I could see by his swivelling, fear-filled eyes that he was more terrified than I; even so it took me several minutes before I reached out to touch him. He made a little squeaking sound and scampered further back into the corner of the drawer, breathing even more rapidly. I put my finger to my lips and shushed him. It was clear that he understood. He continued to cower, but quietly.
The Tokolosches I’d heard about were trickster figures, brim full of devilish confidence, and possessed of sexual mania. This little creature, which shuddered under my softest touch, whose little heart beat and trembled, when eventually he let me stroke him, inspired in me tremendous love. I no longer felt myself in any kind of danger.
After he had settled somewhat I reached into the drawer and ever so gently levered my hand underneath him – he felt strange and moist: had he wet himself, I wondered, in his terror? – and very slowly I lifted him up.
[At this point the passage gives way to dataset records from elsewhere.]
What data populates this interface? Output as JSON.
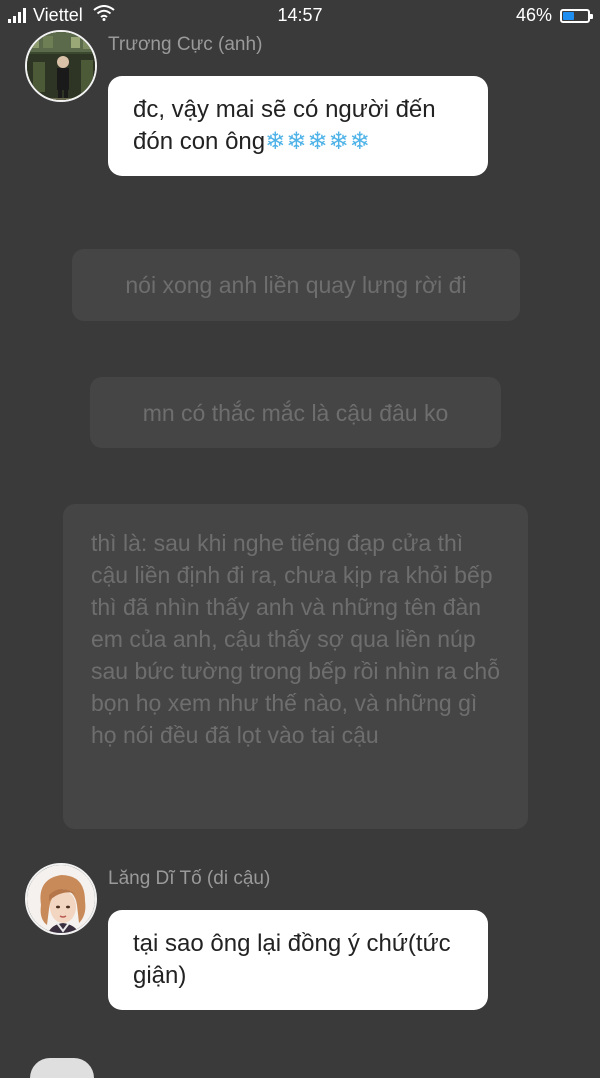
{
  "status_bar": {
    "carrier": "Viettel",
    "time": "14:57",
    "battery_percent_label": "46%",
    "battery_level": 0.46,
    "battery_color": "#1e8ff0"
  },
  "messages": [
    {
      "speaker": "Trương Cực (anh)",
      "text": "đc, vậy mai sẽ có người đến đón con ông",
      "emoji": "❄❄❄❄❄"
    },
    {
      "narration": "nói xong anh liền quay lưng rời đi"
    },
    {
      "narration": "mn có thắc mắc là cậu đâu ko"
    },
    {
      "narration": "thì là: sau khi nghe tiếng đạp cửa thì cậu liền định đi ra, chưa kịp ra khỏi bếp thì đã nhìn thấy anh và những tên đàn em của anh, cậu thấy sợ qua liền núp sau bức tường trong bếp rồi nhìn ra chỗ bọn họ xem như thế nào, và những gì họ nói đều đã lọt vào tai cậu"
    },
    {
      "speaker": "Lăng Dĩ Tố (di cậu)",
      "text": "tại sao ông lại đồng ý chứ(tức giận)"
    }
  ]
}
I held him for a time in the palm of my hand and once his breathing had settled I placed him very lightly on my pillow.
I can’t say how long I lay there, looking at him, while he, sitting on my pillow, inches from my face, looked back at me with his rich dark shining eyes. I soon discovered that my voice, far from alarming him, appeared to calm him. I murmured at first sweet nothings, which he quickly appeared to grow bored with, and so I told him instead about our visit to St Lucia two days earlier, and about the way the ranger banged on the side of the boat each time we went round a bend in the river so as not to startle the hippos. I talked just to keep talking. And when after a time he seemed to grow tired – his eyes narrowing, his chin dipping – I put him back inside the drawer.
I lay awake for a long time, though I must eventually have dozed off because at six-thirty I was once again startled by the knock at the door and the delivery of my tea tray.
5.
The first thing Toki demanded, when eventually he spoke, was food.